Of all the Manson Family killers, only their leader merits special handling. In October 1972, Charles Manson was transferred to the maximum security adjustment center at Folsom Prison in Northern California. Described as “a prison within a prison,” it provides special housing for “problem inmates” who cannot be safely controlled in the general prison population. With the transfer Manson lost not only all of the special privileges afforded those awaiting execution, he also lost his regular inmate privileges, because of his “hostile and belligerent attitude.”
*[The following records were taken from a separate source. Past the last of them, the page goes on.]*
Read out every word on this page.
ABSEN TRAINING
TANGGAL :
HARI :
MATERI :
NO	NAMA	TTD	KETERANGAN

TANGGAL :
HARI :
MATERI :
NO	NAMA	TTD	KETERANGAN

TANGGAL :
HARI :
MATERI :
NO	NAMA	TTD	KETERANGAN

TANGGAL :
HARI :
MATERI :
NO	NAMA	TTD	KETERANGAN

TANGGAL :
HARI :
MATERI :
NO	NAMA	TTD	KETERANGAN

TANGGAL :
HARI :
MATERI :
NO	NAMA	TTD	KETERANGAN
“Prison is my home, the only home I ever had,” Manson often said. In 1967 he begged the authorities not to release him. Had anyone heeded his warning, this book need never have been written, and perhaps thirty-five to forty people now dead might still be alive.
90
In June 1972 the United States Supreme Court ruled, in a 5–4 decision, that the death penalty, if imposed in an arbitrary fashion with the jury being given absolute discretion and no guidelines, constituted “cruel and unusual punishment” in violation of the Eighth Amendment to the U.S. Constitution.
Although a number of states, including California, have since passed laws restoring the death penalty and making it mandatory for certain crimes, including mass murders, at the time this is written the United States Supreme Court has yet to rule on their constitutionality.
Even if the California law is let stand, it would not affect the Manson Family killers, since the new statute is not retroactive.